Campolo stirred things up by saying that he was against California’s recent successful passage of Proposition 8 affirming a traditional definition of marriage. Robert Dilday offers this report on Campolo’s comments in his Baptist Press article (see the ABP article also by Dilday):
Interpreting the meeting's theme "Who Is My Neighbor?" Campolo said, "The Samaritans were those who were considered spiritually unclean, abominations in the eyes of God." Some of today's "Samaritans," he said, are the poor, Muslims, illegal immigrants and gays.Campolo called himself "a conservative on the issue" of homosexuality, but said he opposed Proposition 8.

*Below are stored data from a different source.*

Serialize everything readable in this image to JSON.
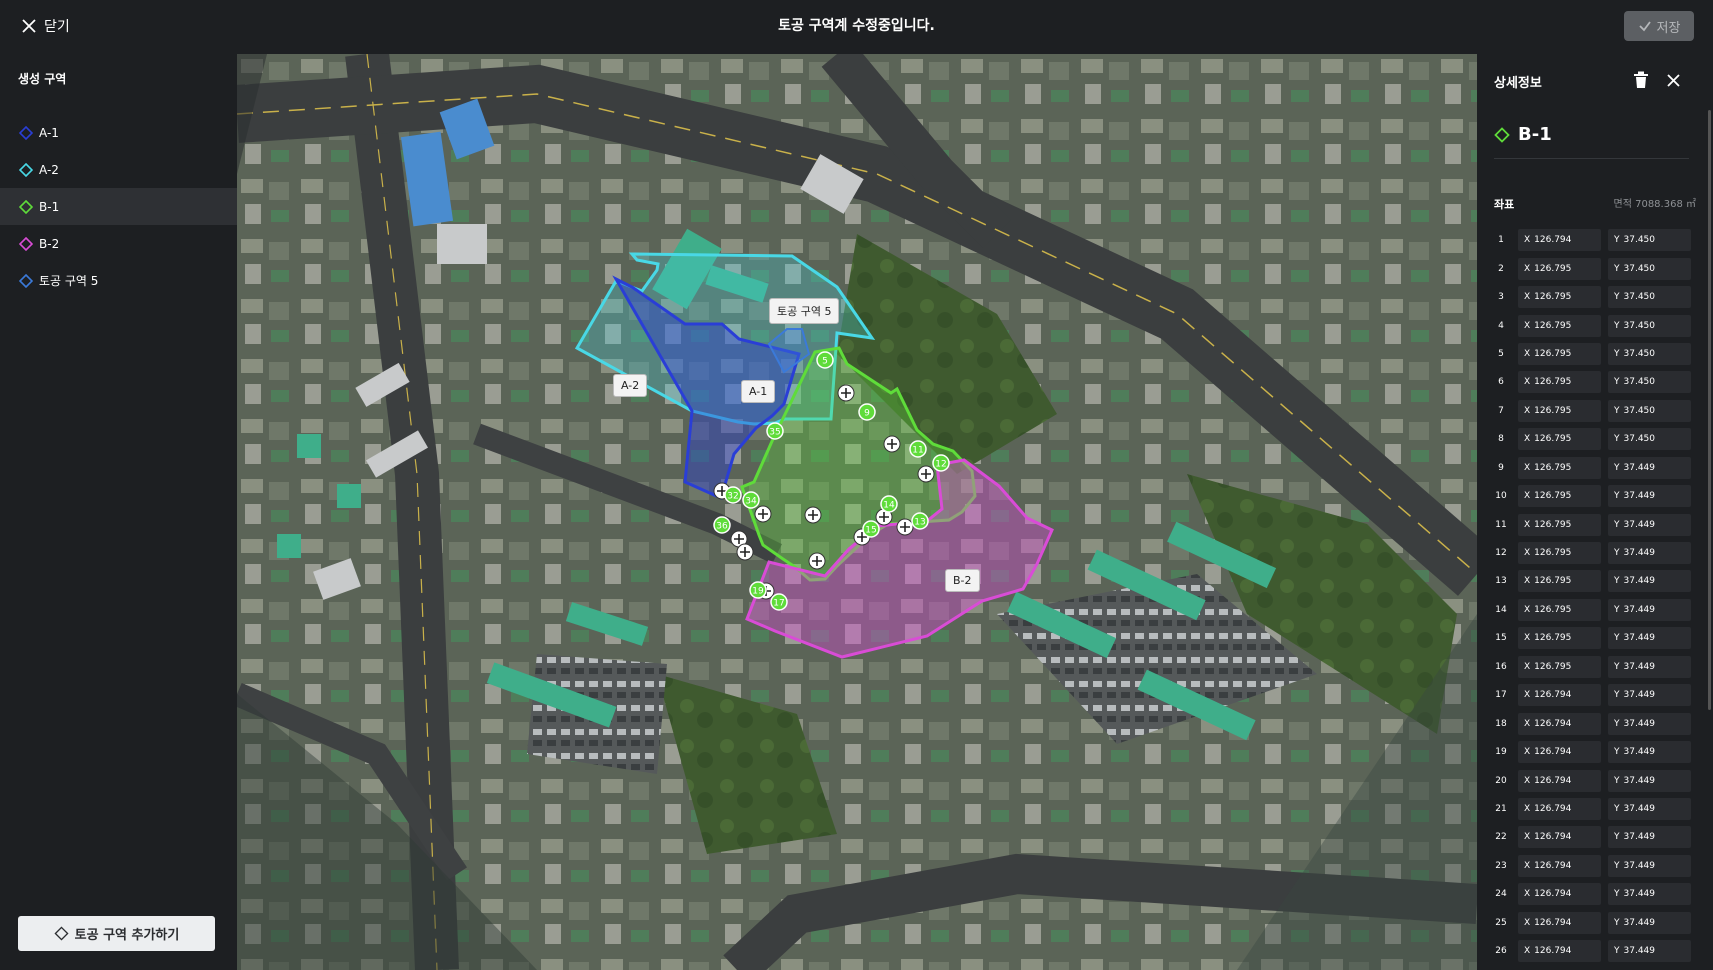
{
  "header": {
    "close_label": "닫기",
    "title": "토공 구역계 수정중입니다.",
    "save_label": "저장"
  },
  "sidebar": {
    "title": "생성 구역",
    "items": [
      {
        "label": "A-1",
        "color": "#2a3ed6"
      },
      {
        "label": "A-2",
        "color": "#49d8e6"
      },
      {
        "label": "B-1",
        "color": "#5fdc3a",
        "selected": true
      },
      {
        "label": "B-2",
        "color": "#d94cd6"
      },
      {
        "label": "토공 구역 5",
        "color": "#3b7ad9"
      }
    ],
    "add_button_label": "토공 구역 추가하기"
  },
  "map": {
    "labels": {
      "zone5": "토공 구역 5",
      "a2": "A-2",
      "a1": "A-1",
      "b2": "B-2"
    },
    "vertex_numbers": [
      "5",
      "9",
      "11",
      "12",
      "13",
      "14",
      "15",
      "17",
      "19",
      "32",
      "34",
      "35",
      "36"
    ]
  },
  "detail_panel": {
    "title": "상세정보",
    "zone_name": "B-1",
    "zone_color": "#5fdc3a",
    "coords_label": "좌표",
    "area_text": "면적 7088.368 ㎡",
    "coords": [
      {
        "i": "1",
        "x": "126.794",
        "y": "37.450"
      },
      {
        "i": "2",
        "x": "126.795",
        "y": "37.450"
      },
      {
        "i": "3",
        "x": "126.795",
        "y": "37.450"
      },
      {
        "i": "4",
        "x": "126.795",
        "y": "37.450"
      },
      {
        "i": "5",
        "x": "126.795",
        "y": "37.450"
      },
      {
        "i": "6",
        "x": "126.795",
        "y": "37.450"
      },
      {
        "i": "7",
        "x": "126.795",
        "y": "37.450"
      },
      {
        "i": "8",
        "x": "126.795",
        "y": "37.450"
      },
      {
        "i": "9",
        "x": "126.795",
        "y": "37.449"
      },
      {
        "i": "10",
        "x": "126.795",
        "y": "37.449"
      },
      {
        "i": "11",
        "x": "126.795",
        "y": "37.449"
      },
      {
        "i": "12",
        "x": "126.795",
        "y": "37.449"
      },
      {
        "i": "13",
        "x": "126.795",
        "y": "37.449"
      },
      {
        "i": "14",
        "x": "126.795",
        "y": "37.449"
      },
      {
        "i": "15",
        "x": "126.795",
        "y": "37.449"
      },
      {
        "i": "16",
        "x": "126.795",
        "y": "37.449"
      },
      {
        "i": "17",
        "x": "126.794",
        "y": "37.449"
      },
      {
        "i": "18",
        "x": "126.794",
        "y": "37.449"
      },
      {
        "i": "19",
        "x": "126.794",
        "y": "37.449"
      },
      {
        "i": "20",
        "x": "126.794",
        "y": "37.449"
      },
      {
        "i": "21",
        "x": "126.794",
        "y": "37.449"
      },
      {
        "i": "22",
        "x": "126.794",
        "y": "37.449"
      },
      {
        "i": "23",
        "x": "126.794",
        "y": "37.449"
      },
      {
        "i": "24",
        "x": "126.794",
        "y": "37.449"
      },
      {
        "i": "25",
        "x": "126.794",
        "y": "37.449"
      },
      {
        "i": "26",
        "x": "126.794",
        "y": "37.449"
      }
    ]
  }
}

Campolo is more than a little confused in his argument. First, our primary concern should not be whether or not sinners will be upset when Christians stand up for godly values. We should be concerned with how God views our actions and not man.
Second, Campolo’s method does not seem to agree with that of Christ’s. When Jesus met the woman at the well he did not hesitate to expose her sin: "for you have had five husbands and the one whom you now have is not your husband" (John 4:18). His final word to the woman caught in adultery is "Go and sin no more" (John 11:10). Campolo seems to think that the loving thing to do is to ignore sin. This is not the track Jesus took.
Finally, Campolo can say he takes a "conservative" view on homosexual practice all he wants. In fact, he often notes that he disagrees with his wife who promotes full and uncritical acceptance of homosexual practice (By the way, where is his spiritual leadership in the family on this issue?). But, in truth, his view is far from any definition of "conservative" that I know. He clearly does not see homosexual practice as an abominable sin in the way the writers of Scripture do (see Gen 19; Lev 18:22; Rom 1:26-32; 1 Cor 6:9-10; 1 Tim 1:8-11).
To illustrate, let’s say that California had a proposition that would ban incest, bestiality, or pedophilia (things that also are clearly denounced in Scripture). Would Campolo say of Christian support of the civil authority’s efforts to ban such activities:
"I don't know how we're going to reach these brothers and sisters … but I'm an evangelical and I'm going to win them to Christ.... And we're not going to win them to Christ if we keep sending them bad messages, and we've sent them a bad message. I think the decision in California was in agreement with how I believe, but sometimes you've got to consider the person before you bang them over the head with your principles."
Would he worry about "sending bad messages" to pedophiles or warn Christians against banging the incestuous "over the head with your principles"? The very nature of his argument reveals that he does not truly believe homosexual practice to be a vile abomination before God.
Do those who claim to be conservative, Bible believing Christians need any more evidence as to why they and their churches should leave the BGAV as soon as possible? Conservative Pastors in BGAV churches: Copy the Dilday article and give it to your laypeople to read. Let them put the pieces together.